Армия есть армия. Приказали — выполняй. Так и случилось с Малышкиным. Вызвал к себе командир роты, худой, высоченный, чем-то очень похожий на черкасовского добряка Паганеля, капитан Ковальчук. Спросил:

— Финансово-экономический техникум окончили?

— Так точно.

— В финансовом отделе работали?

— Так точно.

— С сегодняшнего дня направляетесь в распоряжение начальника финчасти подполковника Иванова. Временно. — И нашел нужным коротко пояснить: — Что-то там у них с кадрами. Кто-то демобилизовался, кто-то из служащих заболел. В общем, срочно требуется соответствующий работник. Понятно?
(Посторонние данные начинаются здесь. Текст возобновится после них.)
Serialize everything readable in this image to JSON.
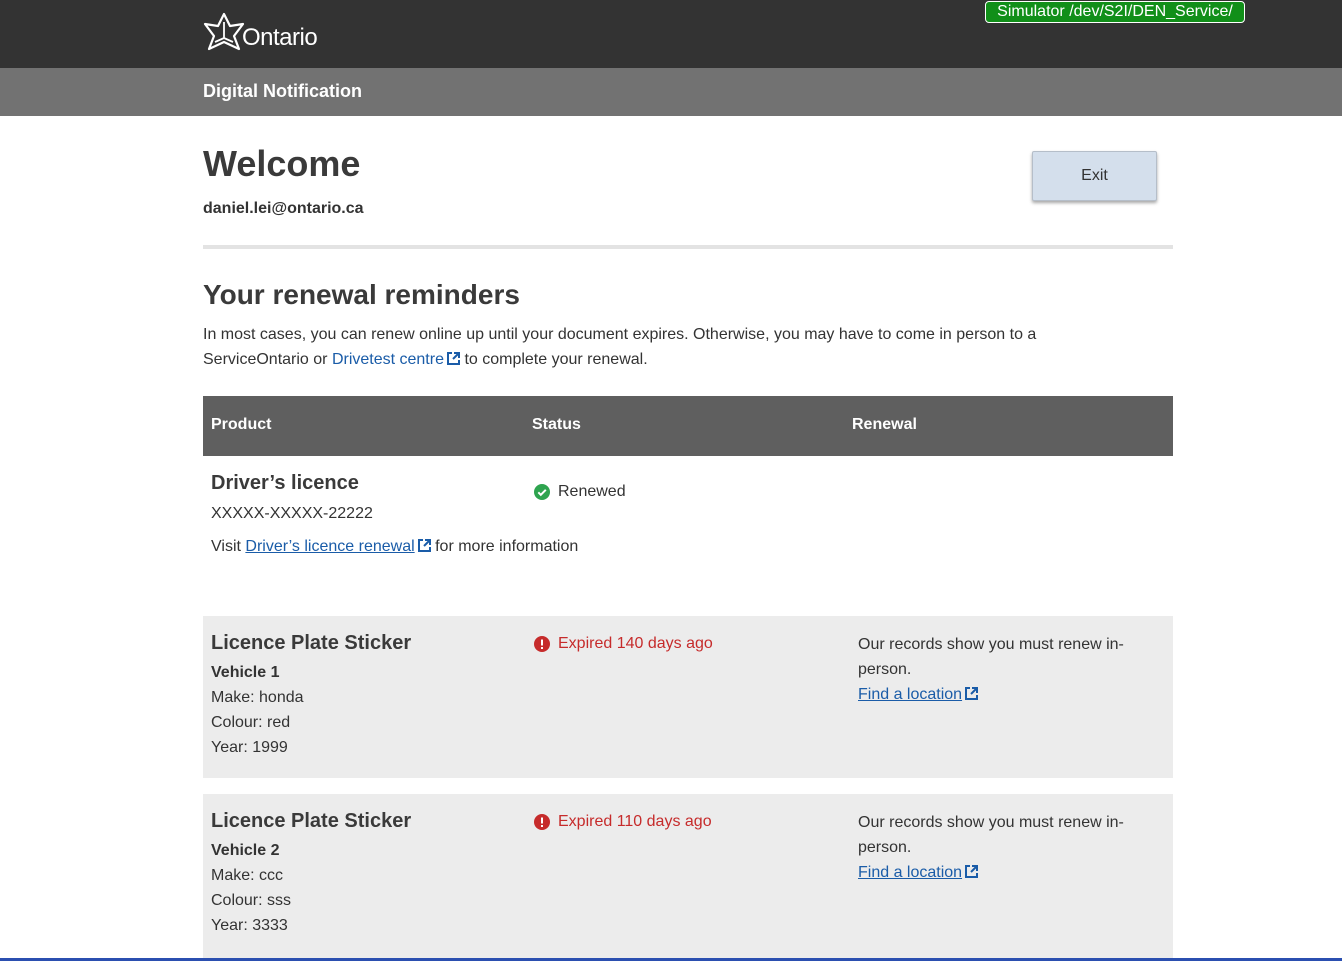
{
  "header": {
    "logo_text": "Ontario",
    "simulator_badge": "Simulator /dev/S2I/DEN_Service/",
    "app_title": "Digital Notification"
  },
  "welcome": {
    "title": "Welcome",
    "email": "daniel.lei@ontario.ca",
    "exit_label": "Exit"
  },
  "reminders": {
    "title": "Your renewal reminders",
    "intro_before": "In most cases, you can renew online up until your document expires. Otherwise, you may have to come in person to a ServiceOntario or ",
    "intro_link": "Drivetest centre",
    "intro_after": "to complete your renewal.",
    "columns": [
      "Product",
      "Status",
      "Renewal"
    ]
  },
  "rows": [
    {
      "product": "Driver’s licence",
      "number": "XXXXX-XXXXX-22222",
      "visit_prefix": "Visit",
      "visit_link": "Driver’s licence renewal",
      "visit_suffix": "for more information",
      "status": "Renewed",
      "status_type": "ok"
    },
    {
      "product": "Licence Plate Sticker",
      "vehicle": "Vehicle 1",
      "make": "Make: honda",
      "colour": "Colour: red",
      "year": "Year: 1999",
      "status": "Expired 140 days ago",
      "status_type": "error",
      "renewal_text": "Our records show you must renew in-person.",
      "renewal_link": "Find a location"
    },
    {
      "product": "Licence Plate Sticker",
      "vehicle": "Vehicle 2",
      "make": "Make: ccc",
      "colour": "Colour: sss",
      "year": "Year: 3333",
      "status": "Expired 110 days ago",
      "status_type": "error",
      "renewal_text": "Our records show you must renew in-person.",
      "renewal_link": "Find a location"
    }
  ],
  "colors": {
    "topbar": "#333333",
    "subbar": "#727272",
    "badge": "#118f19",
    "link": "#1a5ca8",
    "error": "#c62b2b",
    "success": "#2ea44f"
  }
}
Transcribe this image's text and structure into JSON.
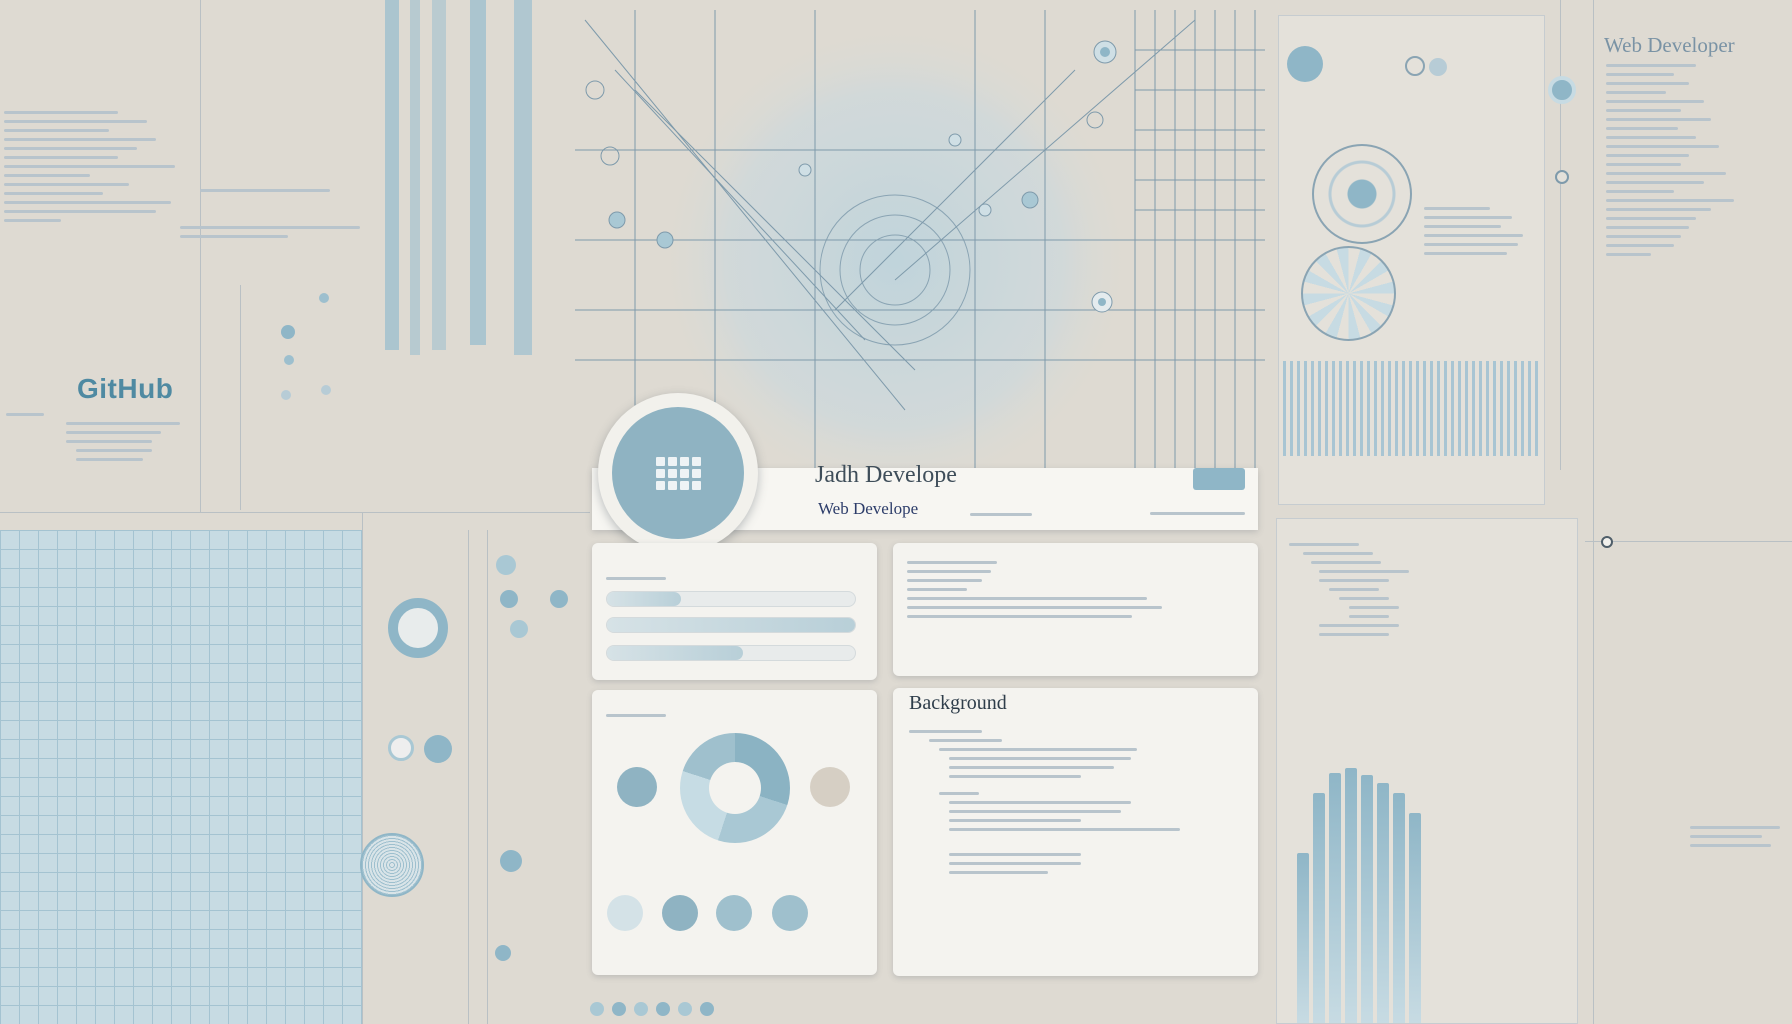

— Понятно, товарищ капитан. — Малышкин щелкнул каблуками, скромно улыбнулся: командир роты дипломатично умолчал про «писаря» — и это понравилось Малышкину.

Капитан тоже улыбнулся, дружески похлопал по плечу и обыденным, неофициальным голосом сказал:

— Ну и добро. Заранее знаю, что не посрамите мотострелков. Исполняйте!

Четкий поворот, три уставных строевых шага в сторону двери, прямым путем из ротной канцелярии в штаб соединения — вот и вся процедура перевоплощения.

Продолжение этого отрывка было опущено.